Die Veranstalter, also Kölnmesse und der Spiele-Branchenverband Game, beginnen trotz allem schon einmal, ein wenig im Wald zu pfeifen. Zum einen verweisen sie gern auf die 1100 Aussteller aus 53 Ländern, die in diesem Jahr nach Köln gekommen sind. Dass dabei auch jeder der Händler mitgezählt wird, die in mehreren großen Hallen Werbeartikel vom T-Shirt, über Taschen und Poster bis hin zur Star Wars Fußmatte („Willkommen du bist“) verkaufen, bleibt gerne unerwähnt.

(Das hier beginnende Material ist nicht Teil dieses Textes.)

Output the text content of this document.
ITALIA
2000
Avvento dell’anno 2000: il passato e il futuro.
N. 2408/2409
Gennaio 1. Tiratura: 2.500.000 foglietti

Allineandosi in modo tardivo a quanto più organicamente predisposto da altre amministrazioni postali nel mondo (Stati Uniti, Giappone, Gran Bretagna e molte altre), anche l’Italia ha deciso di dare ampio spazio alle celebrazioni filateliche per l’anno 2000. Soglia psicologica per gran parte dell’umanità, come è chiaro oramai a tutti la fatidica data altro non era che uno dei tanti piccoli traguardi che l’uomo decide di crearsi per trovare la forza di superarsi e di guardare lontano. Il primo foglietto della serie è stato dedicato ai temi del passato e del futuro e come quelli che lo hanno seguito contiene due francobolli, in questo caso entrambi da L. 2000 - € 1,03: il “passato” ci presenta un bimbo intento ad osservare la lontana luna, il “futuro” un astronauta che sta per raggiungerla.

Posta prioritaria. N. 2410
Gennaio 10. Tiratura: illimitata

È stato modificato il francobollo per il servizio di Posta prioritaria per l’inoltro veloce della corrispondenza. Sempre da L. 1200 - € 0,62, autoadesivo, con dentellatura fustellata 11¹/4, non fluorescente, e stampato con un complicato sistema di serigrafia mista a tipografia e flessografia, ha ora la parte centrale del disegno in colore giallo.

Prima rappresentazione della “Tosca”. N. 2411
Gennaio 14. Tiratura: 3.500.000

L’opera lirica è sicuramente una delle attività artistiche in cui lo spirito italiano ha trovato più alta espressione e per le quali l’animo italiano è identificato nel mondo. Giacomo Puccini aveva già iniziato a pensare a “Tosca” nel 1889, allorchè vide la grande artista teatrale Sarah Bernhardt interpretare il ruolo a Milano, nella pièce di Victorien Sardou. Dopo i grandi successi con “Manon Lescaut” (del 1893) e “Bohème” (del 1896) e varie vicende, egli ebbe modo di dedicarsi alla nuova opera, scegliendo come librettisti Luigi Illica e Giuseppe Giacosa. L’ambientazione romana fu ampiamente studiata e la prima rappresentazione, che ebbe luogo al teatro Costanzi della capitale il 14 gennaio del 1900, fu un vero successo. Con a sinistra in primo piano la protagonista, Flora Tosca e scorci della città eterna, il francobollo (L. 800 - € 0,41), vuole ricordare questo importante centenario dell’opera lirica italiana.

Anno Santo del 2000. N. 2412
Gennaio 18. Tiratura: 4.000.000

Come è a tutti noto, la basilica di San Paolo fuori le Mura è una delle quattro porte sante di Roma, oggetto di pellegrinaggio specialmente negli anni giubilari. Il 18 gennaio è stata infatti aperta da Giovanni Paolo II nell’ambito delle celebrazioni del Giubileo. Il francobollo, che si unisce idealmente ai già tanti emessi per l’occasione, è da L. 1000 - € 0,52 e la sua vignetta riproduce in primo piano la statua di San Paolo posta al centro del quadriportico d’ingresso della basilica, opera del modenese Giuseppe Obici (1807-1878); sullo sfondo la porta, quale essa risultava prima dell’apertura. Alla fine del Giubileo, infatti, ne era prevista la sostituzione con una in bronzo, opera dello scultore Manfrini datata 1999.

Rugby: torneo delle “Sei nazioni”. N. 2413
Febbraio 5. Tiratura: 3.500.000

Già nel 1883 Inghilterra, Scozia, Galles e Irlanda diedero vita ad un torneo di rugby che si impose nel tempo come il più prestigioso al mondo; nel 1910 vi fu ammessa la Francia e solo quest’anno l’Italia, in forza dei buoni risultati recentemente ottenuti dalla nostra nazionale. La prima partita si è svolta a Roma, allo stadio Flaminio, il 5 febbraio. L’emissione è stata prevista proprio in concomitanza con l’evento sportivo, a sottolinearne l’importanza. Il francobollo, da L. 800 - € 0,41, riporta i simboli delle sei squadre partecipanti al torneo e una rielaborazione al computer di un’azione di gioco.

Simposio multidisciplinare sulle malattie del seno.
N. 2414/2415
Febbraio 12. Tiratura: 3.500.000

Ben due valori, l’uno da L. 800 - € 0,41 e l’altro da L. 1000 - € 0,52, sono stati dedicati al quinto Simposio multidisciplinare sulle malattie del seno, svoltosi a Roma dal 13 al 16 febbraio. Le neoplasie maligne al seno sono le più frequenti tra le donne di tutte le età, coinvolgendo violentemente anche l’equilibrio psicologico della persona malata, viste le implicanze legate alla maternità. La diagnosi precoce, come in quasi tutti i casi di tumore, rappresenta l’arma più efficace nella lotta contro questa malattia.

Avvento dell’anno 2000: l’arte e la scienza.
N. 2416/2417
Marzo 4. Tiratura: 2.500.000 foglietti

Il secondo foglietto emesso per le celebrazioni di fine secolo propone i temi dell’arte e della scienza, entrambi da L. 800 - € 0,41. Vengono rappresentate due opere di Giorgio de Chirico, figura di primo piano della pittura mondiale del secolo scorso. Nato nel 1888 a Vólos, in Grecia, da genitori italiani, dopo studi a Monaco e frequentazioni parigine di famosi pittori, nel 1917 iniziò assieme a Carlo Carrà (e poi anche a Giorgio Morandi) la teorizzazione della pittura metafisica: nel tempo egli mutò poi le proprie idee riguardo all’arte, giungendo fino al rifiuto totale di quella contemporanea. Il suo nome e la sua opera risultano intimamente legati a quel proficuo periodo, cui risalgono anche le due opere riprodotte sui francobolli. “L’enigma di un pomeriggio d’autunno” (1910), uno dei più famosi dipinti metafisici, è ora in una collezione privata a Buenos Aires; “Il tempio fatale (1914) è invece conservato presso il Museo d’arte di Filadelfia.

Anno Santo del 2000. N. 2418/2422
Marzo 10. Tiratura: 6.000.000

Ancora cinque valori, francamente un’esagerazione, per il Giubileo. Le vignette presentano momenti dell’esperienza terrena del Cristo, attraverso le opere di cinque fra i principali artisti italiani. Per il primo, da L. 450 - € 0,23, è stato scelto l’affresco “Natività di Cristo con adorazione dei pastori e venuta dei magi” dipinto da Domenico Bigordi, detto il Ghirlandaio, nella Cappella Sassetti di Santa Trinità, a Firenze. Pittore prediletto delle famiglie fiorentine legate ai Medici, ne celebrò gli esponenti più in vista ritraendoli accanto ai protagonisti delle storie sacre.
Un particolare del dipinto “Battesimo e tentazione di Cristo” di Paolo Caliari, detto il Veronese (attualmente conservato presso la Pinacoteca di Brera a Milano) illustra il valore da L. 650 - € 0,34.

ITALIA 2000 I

Keine „Blockbuster-Leistungsschau mehr

Die Gamescom, heißt es außerdem, verstehe sich mittlerweile ja weniger als „Blockbuster-Leistungsschau“, sondern eher als „Festival für die immer größere Gaming-Gemeinschaft“. „Zumindest die Zeit, in der Fans den ganzen Tag in Warteschlangen verbrachten, um am Ende drei Spiele ausprobiert zu haben, soll vorbei sein“, sagt Felix Falk, Geschäftsführer beim Verband Game.

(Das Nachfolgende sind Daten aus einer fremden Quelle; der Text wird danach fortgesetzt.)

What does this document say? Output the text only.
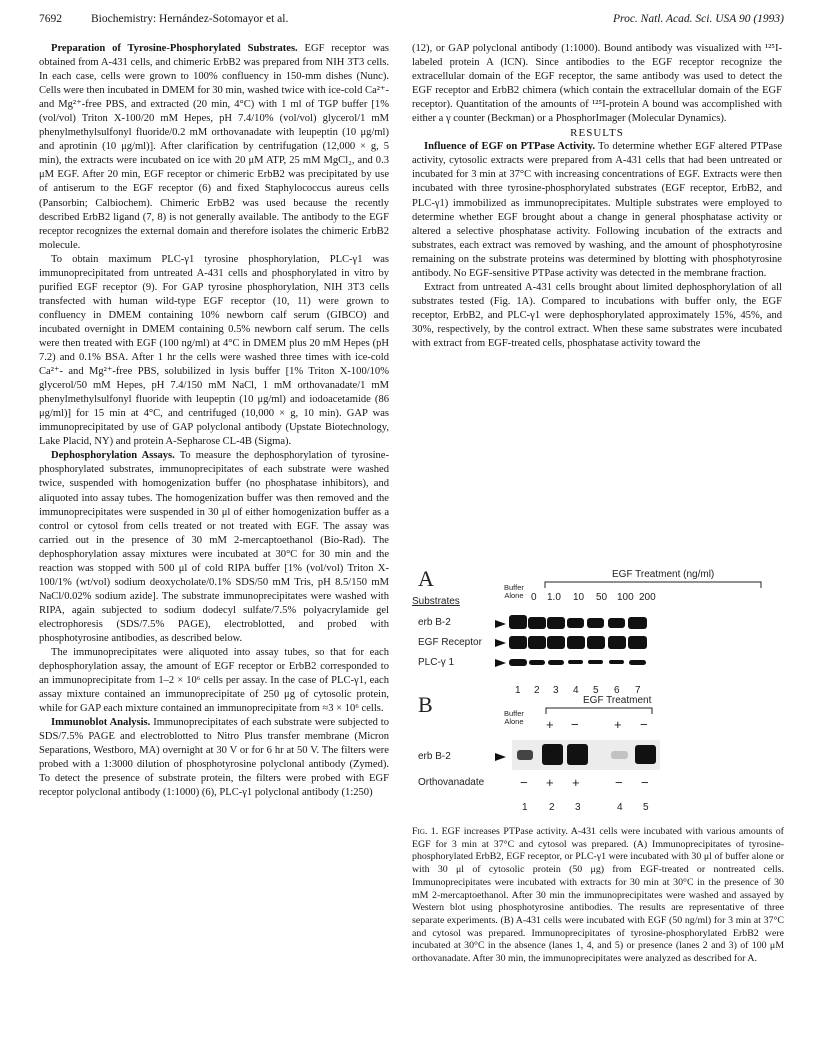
7692	Biochemistry: Hernández-Sotomayor et al.	Proc. Natl. Acad. Sci. USA 90 (1993)

Preparation of Tyrosine-Phosphorylated Substrates. EGF receptor was obtained from A-431 cells, and chimeric ErbB2 was prepared from NIH 3T3 cells. In each case, cells were grown to 100% confluency in 150-mm dishes (Nunc). Cells were then incubated in DMEM for 30 min, washed twice with ice-cold Ca²⁺- and Mg²⁺-free PBS, and extracted (20 min, 4°C) with 1 ml of TGP buffer [1% (vol/vol) Triton X-100/20 mM Hepes, pH 7.4/10% (vol/vol) glycerol/1 mM phenylmethylsulfonyl fluoride/0.2 mM orthovanadate with leupeptin (10 μg/ml) and aprotinin (10 μg/ml)]. After clarification by centrifugation (12,000 × g, 5 min), the extracts were incubated on ice with 20 μM ATP, 25 mM MgCl₂, and 0.3 μM EGF. After 20 min, EGF receptor or chimeric ErbB2 was precipitated by use of antiserum to the EGF receptor (6) and fixed Staphylococcus aureus cells (Pansorbin; Calbiochem). Chimeric ErbB2 was used because the recently described ErbB2 ligand (7, 8) is not generally available. The antibody to the EGF receptor recognizes the external domain and therefore isolates the chimeric ErbB2 molecule.

To obtain maximum PLC-γ1 tyrosine phosphorylation, PLC-γ1 was immunoprecipitated from untreated A-431 cells and phosphorylated in vitro by purified EGF receptor (9). For GAP tyrosine phosphorylation, NIH 3T3 cells transfected with human wild-type EGF receptor (10, 11) were grown to confluency in DMEM containing 10% newborn calf serum (GIBCO) and incubated overnight in DMEM containing 0.5% newborn calf serum. The cells were then treated with EGF (100 ng/ml) at 4°C in DMEM plus 20 mM Hepes (pH 7.2) and 0.1% BSA. After 1 hr the cells were washed three times with ice-cold Ca²⁺- and Mg²⁺-free PBS, solubilized in lysis buffer [1% Triton X-100/10% glycerol/50 mM Hepes, pH 7.4/150 mM NaCl, 1 mM orthovanadate/1 mM phenylmethylsulfonyl fluoride with leupeptin (10 μg/ml) and iodoacetamide (86 μg/ml)] for 15 min at 4°C, and centrifuged (10,000 × g, 10 min). GAP was immunoprecipitated by use of GAP polyclonal antibody (Upstate Biotechnology, Lake Placid, NY) and protein A-Sepharose CL-4B (Sigma).

Dephosphorylation Assays. To measure the dephosphorylation of tyrosine-phosphorylated substrates, immunoprecipitates of each substrate were washed twice, suspended with homogenization buffer (no phosphatase inhibitors), and aliquoted into assay tubes. The homogenization buffer was then removed and the immunoprecipitates were suspended in 30 μl of either homogenization buffer as a control or cytosol from cells treated or not treated with EGF. The assay was carried out in the presence of 30 mM 2-mercaptoethanol (Bio-Rad). The dephosphorylation assay mixtures were incubated at 30°C for 30 min and the reaction was stopped with 500 μl of cold RIPA buffer [1% (vol/vol) Triton X-100/1% (wt/vol) sodium deoxycholate/0.1% SDS/50 mM Tris, pH 8.5/150 mM NaCl/0.02% sodium azide]. The substrate immunoprecipitates were washed with RIPA, again subjected to sodium dodecyl sulfate/7.5% polyacrylamide gel electrophoresis (SDS/7.5% PAGE), electroblotted, and probed with phosphotyrosine antibodies, as described below.

The immunoprecipitates were aliquoted into assay tubes, so that for each dephosphorylation assay, the amount of EGF receptor or ErbB2 corresponded to an immunoprecipitate from 1–2 × 10⁶ cells per assay. In the case of PLC-γ1, each assay mixture contained an immunoprecipitate of 250 μg of cytosolic protein, while for GAP each mixture contained an immunoprecipitate from ≈3 × 10⁶ cells.

Immunoblot Analysis. Immunoprecipitates of each substrate were subjected to SDS/7.5% PAGE and electroblotted to Nitro Plus transfer membrane (Micron Separations, Westboro, MA) overnight at 30 V or for 6 hr at 50 V. The filters were probed with a 1:3000 dilution of phosphotyrosine polyclonal antibody (Zymed). To detect the presence of substrate protein, the filters were probed with EGF receptor polyclonal antibody (1:1000) (6), PLC-γ1 polyclonal antibody (1:250)

(12), or GAP polyclonal antibody (1:1000). Bound antibody was visualized with ¹²⁵I-labeled protein A (ICN). Since antibodies to the EGF receptor recognize the extracellular domain of the EGF receptor, the same antibody was used to detect the EGF receptor and ErbB2 chimera (which contain the extracellular domain of the EGF receptor). Quantitation of the amounts of ¹²⁵I-protein A bound was accomplished with either a γ counter (Beckman) or a PhosphorImager (Molecular Dynamics).

RESULTS

Influence of EGF on PTPase Activity. To determine whether EGF altered PTPase activity, cytosolic extracts were prepared from A-431 cells that had been untreated or incubated for 3 min at 37°C with increasing concentrations of EGF. Extracts were then incubated with three tyrosine-phosphorylated substrates (EGF receptor, ErbB2, and PLC-γ1) immobilized as immunoprecipitates. Multiple substrates were employed to determine whether EGF brought about a change in general phosphatase activity or altered a selective phosphatase activity. Following incubation of the extracts and substrates, each extract was removed by washing, and the amount of phosphotyrosine remaining on the substrate proteins was determined by blotting with phosphotyrosine antibody. No EGF-sensitive PTPase activity was detected in the membrane fraction.

Extract from untreated A-431 cells brought about limited dephosphorylation of all substrates tested (Fig. 1A). Compared to incubations with buffer only, the EGF receptor, ErbB2, and PLC-γ1 were dephosphorylated approximately 15%, 45%, and 30%, respectively, by the control extract. When these same substrates were incubated with extract from EGF-treated cells, phosphatase activity toward the

A	EGF Treatment (ng/ml)
Buffer
Alone
Substrates	0 1.0 10 50 100 200
erb B-2
EGF Receptor
PLC-γ 1
1 2 3 4 5 6 7
B	EGF Treatment
Buffer
Alone + −	+ −
erb B-2
Orthovanadate	− + +	− −
1 2 3	4 5
Fig. 1. EGF increases PTPase activity. A-431 cells were incubated with various amounts of EGF for 3 min at 37°C and cytosol was prepared. (A) Immunoprecipitates of tyrosine-phosphorylated ErbB2, EGF receptor, or PLC-γ1 were incubated with 30 μl of buffer alone or with 30 μl of cytosolic protein (50 μg) from EGF-treated or nontreated cells. Immunoprecipitates were incubated with extracts for 30 min at 30°C in the presence of 30 mM 2-mercaptoethanol. After 30 min the immunoprecipitates were washed and assayed by Western blot using phosphotyrosine antibodies. The results are representative of three separate experiments. (B) A-431 cells were incubated with EGF (50 ng/ml) for 3 min at 37°C and cytosol was prepared. Immunoprecipitates of tyrosine-phosphorylated ErbB2 were incubated at 30°C in the absence (lanes 1, 4, and 5) or presence (lanes 2 and 3) of 100 μM orthovanadate. After 30 min, the immunoprecipitates were analyzed as described for A.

Insgesamt geht es der Branche nicht schlecht. Zwar steigen die Umsätze längst nicht mehr so stark wie zu Beginn der Pandemie, aber nach einer Umfrage des IT-Verbands Bitkom spielen 54 Prozent der Menschen in Deutschland ab 16 Jahren wenigstens hin und wieder. Das sind vier Prozent mehr als vor einem Jahr.

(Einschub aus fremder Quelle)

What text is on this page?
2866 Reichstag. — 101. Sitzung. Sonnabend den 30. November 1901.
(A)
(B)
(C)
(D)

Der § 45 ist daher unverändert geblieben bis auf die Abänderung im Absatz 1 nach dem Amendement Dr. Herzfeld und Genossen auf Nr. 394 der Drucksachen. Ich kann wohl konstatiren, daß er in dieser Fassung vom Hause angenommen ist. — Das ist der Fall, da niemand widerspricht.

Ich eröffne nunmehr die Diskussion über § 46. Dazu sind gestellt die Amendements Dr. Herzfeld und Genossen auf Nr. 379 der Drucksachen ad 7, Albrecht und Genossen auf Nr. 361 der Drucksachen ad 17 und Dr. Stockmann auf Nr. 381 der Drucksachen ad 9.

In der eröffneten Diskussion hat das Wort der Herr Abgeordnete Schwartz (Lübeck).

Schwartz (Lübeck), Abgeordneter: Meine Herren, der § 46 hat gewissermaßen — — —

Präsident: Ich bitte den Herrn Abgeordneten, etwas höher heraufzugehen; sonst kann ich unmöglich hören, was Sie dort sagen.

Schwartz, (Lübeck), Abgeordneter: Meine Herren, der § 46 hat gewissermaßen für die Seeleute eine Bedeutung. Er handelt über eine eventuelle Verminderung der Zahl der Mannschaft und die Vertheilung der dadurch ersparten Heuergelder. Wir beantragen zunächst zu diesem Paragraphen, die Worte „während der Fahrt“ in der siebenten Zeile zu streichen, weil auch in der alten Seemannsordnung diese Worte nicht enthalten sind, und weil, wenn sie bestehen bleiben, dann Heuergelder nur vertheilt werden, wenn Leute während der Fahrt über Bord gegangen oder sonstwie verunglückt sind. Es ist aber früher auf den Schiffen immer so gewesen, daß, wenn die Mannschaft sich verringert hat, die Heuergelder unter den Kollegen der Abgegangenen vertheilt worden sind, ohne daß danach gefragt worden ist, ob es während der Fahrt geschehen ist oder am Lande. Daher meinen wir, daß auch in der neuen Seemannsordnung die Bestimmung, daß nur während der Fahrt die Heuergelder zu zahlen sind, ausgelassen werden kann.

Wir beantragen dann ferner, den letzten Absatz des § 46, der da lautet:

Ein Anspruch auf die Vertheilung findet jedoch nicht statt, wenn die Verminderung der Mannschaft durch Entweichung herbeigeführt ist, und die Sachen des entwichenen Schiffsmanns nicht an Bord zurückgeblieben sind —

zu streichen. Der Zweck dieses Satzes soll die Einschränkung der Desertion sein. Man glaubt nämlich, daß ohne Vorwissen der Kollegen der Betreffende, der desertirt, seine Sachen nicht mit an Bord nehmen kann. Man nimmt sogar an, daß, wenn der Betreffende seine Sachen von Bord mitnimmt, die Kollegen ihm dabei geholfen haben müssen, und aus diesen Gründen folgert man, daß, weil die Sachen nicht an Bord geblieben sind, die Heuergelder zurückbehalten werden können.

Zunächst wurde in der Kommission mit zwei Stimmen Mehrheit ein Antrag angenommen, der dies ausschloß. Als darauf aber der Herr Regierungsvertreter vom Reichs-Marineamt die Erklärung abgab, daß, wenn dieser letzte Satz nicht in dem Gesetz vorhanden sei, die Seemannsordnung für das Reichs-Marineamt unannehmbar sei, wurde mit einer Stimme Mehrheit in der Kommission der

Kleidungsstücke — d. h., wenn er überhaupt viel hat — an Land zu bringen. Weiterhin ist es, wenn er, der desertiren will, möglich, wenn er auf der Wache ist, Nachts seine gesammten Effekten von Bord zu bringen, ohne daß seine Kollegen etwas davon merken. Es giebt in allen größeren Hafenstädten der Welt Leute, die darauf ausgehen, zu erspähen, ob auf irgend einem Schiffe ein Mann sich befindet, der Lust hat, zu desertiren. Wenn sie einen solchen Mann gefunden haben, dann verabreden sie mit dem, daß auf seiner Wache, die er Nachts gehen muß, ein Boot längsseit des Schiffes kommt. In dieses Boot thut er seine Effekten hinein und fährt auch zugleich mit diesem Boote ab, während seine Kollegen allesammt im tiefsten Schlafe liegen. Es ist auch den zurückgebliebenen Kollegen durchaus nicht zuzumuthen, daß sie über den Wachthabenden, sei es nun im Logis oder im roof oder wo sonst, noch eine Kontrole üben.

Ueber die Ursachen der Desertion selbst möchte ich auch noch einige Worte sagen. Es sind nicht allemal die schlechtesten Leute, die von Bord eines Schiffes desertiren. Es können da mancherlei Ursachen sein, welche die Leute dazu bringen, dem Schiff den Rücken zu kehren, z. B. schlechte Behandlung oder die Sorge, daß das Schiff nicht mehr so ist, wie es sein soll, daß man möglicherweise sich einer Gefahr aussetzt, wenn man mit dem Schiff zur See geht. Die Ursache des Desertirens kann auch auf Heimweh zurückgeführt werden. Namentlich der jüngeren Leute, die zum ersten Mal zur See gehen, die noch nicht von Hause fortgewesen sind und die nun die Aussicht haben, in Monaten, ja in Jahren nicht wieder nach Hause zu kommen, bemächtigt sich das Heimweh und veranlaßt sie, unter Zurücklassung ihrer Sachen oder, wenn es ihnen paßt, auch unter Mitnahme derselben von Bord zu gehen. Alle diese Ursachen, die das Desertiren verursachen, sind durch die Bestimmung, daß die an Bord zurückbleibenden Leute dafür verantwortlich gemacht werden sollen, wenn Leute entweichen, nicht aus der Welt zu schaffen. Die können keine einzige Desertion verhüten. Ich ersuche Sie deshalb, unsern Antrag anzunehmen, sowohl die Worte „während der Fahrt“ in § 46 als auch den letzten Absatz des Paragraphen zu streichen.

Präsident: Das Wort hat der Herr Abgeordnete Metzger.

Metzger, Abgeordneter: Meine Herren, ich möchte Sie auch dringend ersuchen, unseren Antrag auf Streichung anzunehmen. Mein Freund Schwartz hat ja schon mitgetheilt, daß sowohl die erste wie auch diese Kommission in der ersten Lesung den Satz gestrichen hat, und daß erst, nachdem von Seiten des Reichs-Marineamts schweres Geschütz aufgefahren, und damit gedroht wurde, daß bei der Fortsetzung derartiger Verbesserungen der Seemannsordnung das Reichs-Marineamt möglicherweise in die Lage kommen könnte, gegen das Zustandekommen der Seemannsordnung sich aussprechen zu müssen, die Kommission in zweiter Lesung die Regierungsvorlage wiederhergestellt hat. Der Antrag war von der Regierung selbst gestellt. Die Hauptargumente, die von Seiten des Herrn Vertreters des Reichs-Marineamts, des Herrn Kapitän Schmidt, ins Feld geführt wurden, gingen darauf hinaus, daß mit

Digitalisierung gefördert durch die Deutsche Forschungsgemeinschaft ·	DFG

25 Euro Eintritt statt 16,50 Euro

Am Ende ist dann selbst Marc zufrieden. „Ein paar interessante Spiele habe ich doch noch entdeckt.“ Ob er wiederkommt nächstes Jahr, kann er dennoch nicht sagen. Denn die Veranstalter haben „unter Berücksichtigung allgemein gestiegener Kosten in nahezu allen Bereichen“ die Eintrittspreise drastisch erhöht. 25 Euro statt 16,50 Euro wie vor Corona hat Marc für seine Tageskarte bezahlt. Dazu kommen Anfahrt und ein paar Pommes am Mittag, „da bin ich schnell auf 50 Euro.“ Wenn es noch teurer werde, sagt der Dortmunder, „war ich heute zum letzten Mal hier.“

INFOS:

Die Gamescom in Köln ist noch bis Sonntag täglich von 9 bis 20 Uhr geöffnet. Der Samstag ist ausverkauft, für alle anderen Tage gibt es noch Eintrittskarten unter www.gamescom.de. Vor Ort können keine Tickets gekauft werden. Analog zu den Vorjahren müssen die Besucherinnen und Besucher am Gamescom-Eingang ihren Personalausweis vorzeigen – behelfsweise Krankenkassenkarte mit Foto, Reisepass oder Führerschein. Im Gegenzug gibt es ein kostenloses Handgelenks-Bändchen in – je nach Alter des Besuchers – unterschiedlichen Farben. Das Standpersonal kann so auf den ersten Blick erkennen, ob das entsprechende Spiel zugänglich gemacht werden darf. Immerhin ist jeder dritte Gamescom-Privatbesucher noch nicht volljährig. Grundsätzlich gilt: kein Altersbändchen, kein Anspielen.